Misha Hill and Lorena Roque at the Institute for Taxation and Economic Policy ask the right question about the "opportunity zones" created by the 2017 tax "reform": "Opportunity for Whom?". The answer: "opportunity" for big developers to get even more corporate welfare from the taxpayer, as they push folks of color out of historically black and brown neighborhoods. And I'll bet more than a few of them are keeping buildings empty to get even more corporate welfare from the taxpayer, too. (Stick around for the last five paragraphs, though, to learn that there really are solutions to urban poverty, and that they even go beyond "stop handing out corporate welfare.")
Daily Yonder publisher Dee Davis explains how her area of East Kentucky became a "news desert." If you're thinking "but now you can get any viewpoint on social media at the click of a button," think again -- the Clinton/Bush the Lesser era saw the mushrooming of religious broadcast stations at the low end of the FM dial, stations now "weaponized by conservative think tanks and by Evangelical church networks," and if you've watched Fox News for any length of time you'll recognize how "the emotional button-pushing remains constant" on these stations.
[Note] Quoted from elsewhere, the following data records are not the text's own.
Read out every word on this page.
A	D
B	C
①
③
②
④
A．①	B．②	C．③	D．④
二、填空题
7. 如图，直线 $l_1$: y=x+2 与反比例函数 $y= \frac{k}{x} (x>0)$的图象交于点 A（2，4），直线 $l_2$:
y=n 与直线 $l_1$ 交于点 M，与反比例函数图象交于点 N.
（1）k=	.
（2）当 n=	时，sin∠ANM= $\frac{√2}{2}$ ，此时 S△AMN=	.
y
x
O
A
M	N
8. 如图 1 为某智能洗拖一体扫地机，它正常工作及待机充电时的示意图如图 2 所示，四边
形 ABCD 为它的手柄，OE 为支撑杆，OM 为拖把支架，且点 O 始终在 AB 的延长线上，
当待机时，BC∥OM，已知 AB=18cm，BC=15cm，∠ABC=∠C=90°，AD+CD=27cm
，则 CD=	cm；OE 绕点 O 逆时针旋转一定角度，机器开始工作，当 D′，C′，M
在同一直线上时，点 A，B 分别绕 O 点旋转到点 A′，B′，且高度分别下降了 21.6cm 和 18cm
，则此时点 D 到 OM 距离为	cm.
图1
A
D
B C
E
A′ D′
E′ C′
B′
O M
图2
Wishing for a time when you could read two real local newspapers in almost any area of the country may sound like a conservative dream, and maybe it is, but it's also a democratic one.
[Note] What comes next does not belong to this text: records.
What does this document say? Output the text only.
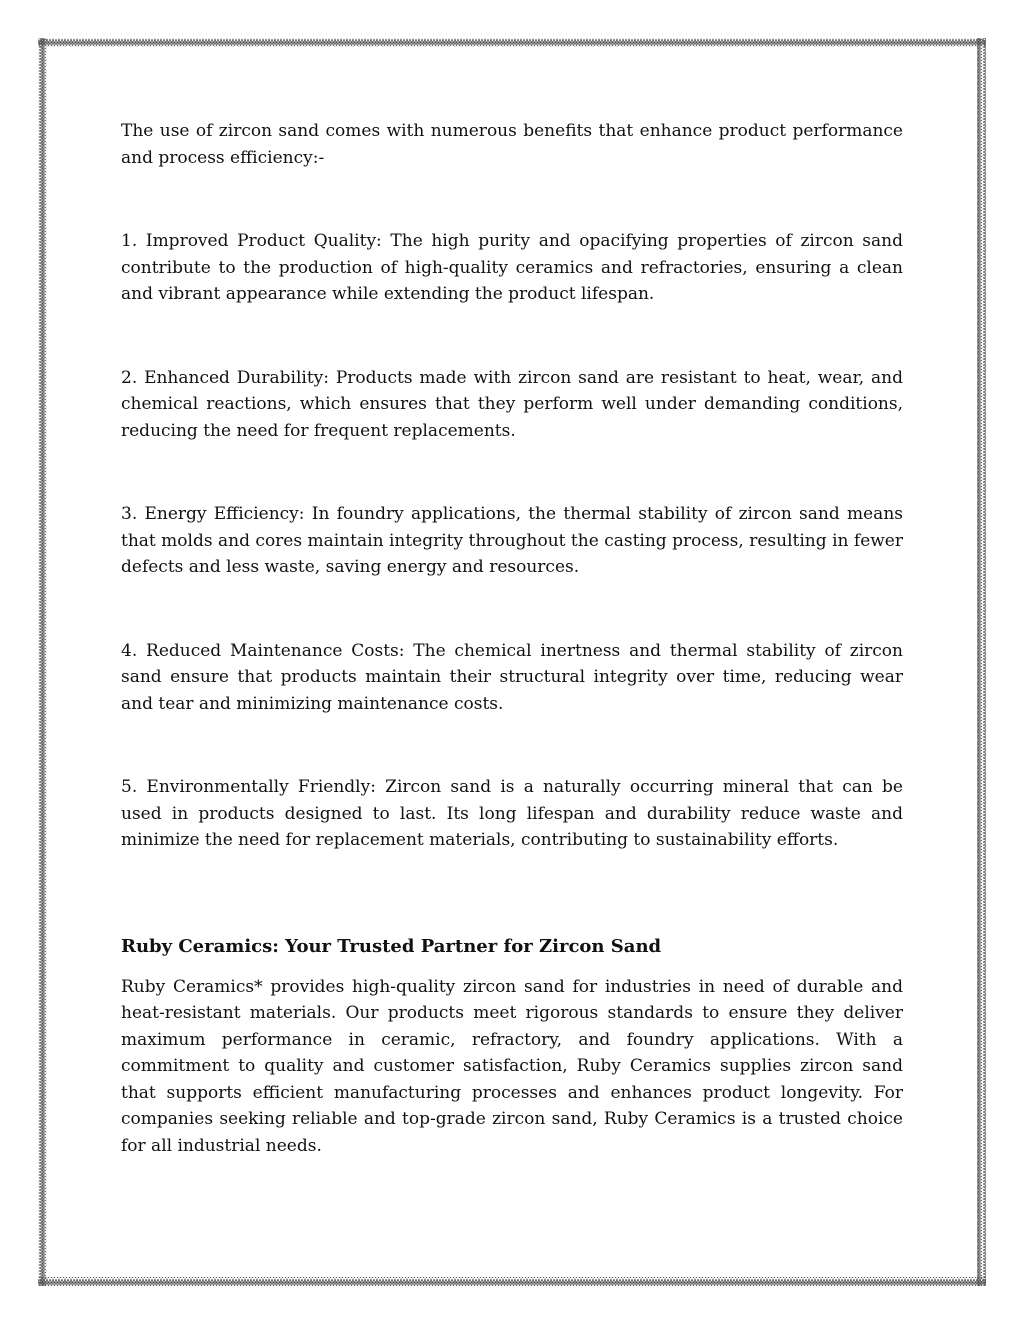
The use of zircon sand comes with numerous benefits that enhance product performance and process efficiency:-

1. Improved Product Quality: The high purity and opacifying properties of zircon sand contribute to the production of high-quality ceramics and refractories, ensuring a clean and vibrant appearance while extending the product lifespan.

2. Enhanced Durability: Products made with zircon sand are resistant to heat, wear, and chemical reactions, which ensures that they perform well under demanding conditions, reducing the need for frequent replacements.

3. Energy Efficiency: In foundry applications, the thermal stability of zircon sand means that molds and cores maintain integrity throughout the casting process, resulting in fewer defects and less waste, saving energy and resources.

4. Reduced Maintenance Costs: The chemical inertness and thermal stability of zircon sand ensure that products maintain their structural integrity over time, reducing wear and tear and minimizing maintenance costs.

5. Environmentally Friendly: Zircon sand is a naturally occurring mineral that can be used in products designed to last. Its long lifespan and durability reduce waste and minimize the need for replacement materials, contributing to sustainability efforts.

Ruby Ceramics: Your Trusted Partner for Zircon Sand

Ruby Ceramics* provides high-quality zircon sand for industries in need of durable and heat-resistant materials. Our products meet rigorous standards to ensure they deliver maximum performance in ceramic, refractory, and foundry applications. With a commitment to quality and customer satisfaction, Ruby Ceramics supplies zircon sand that supports efficient manufacturing processes and enhances product longevity. For companies seeking reliable and top-grade zircon sand, Ruby Ceramics is a trusted choice for all industrial needs.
Bryce Covert at The Nation describes the works of Rise Up Retail, a group of retail workers who have agitated for better treatment under the law, many of them after losing their jobs at retail chains owned by hedge-fund managers. You know hedge-fund managers are vampires, redistributing the wealth of their workers upward to themselves and hollowing out the corporations they run, but you may not know that Rise Up Retail is getting good bills a hearing, like S. 3170 in New Jersey, the so-called "Toys 'R' Us" bill that would mandate more severance and notice for workers at corporations about to go under. What hedge fund managers did to Sears and Toys 'R' Us (and Ms. Covert goes into great detail about that) ain't illegal, but it should be.
Finally, I know you all had a good laugh when former Clinton impeacher Kenneth Starr said that impeaching our current President would be "so bad for the country," but let's not let pass his explanation, such as it is, of why impeaching our current President would be "so bad": "(t)he American people want stability." "Stability"? What about this Administration has ever evinced stability? Someone tell Mr. Starr that a rhetorical hostage situation only works in America if we're not already spitting laughter.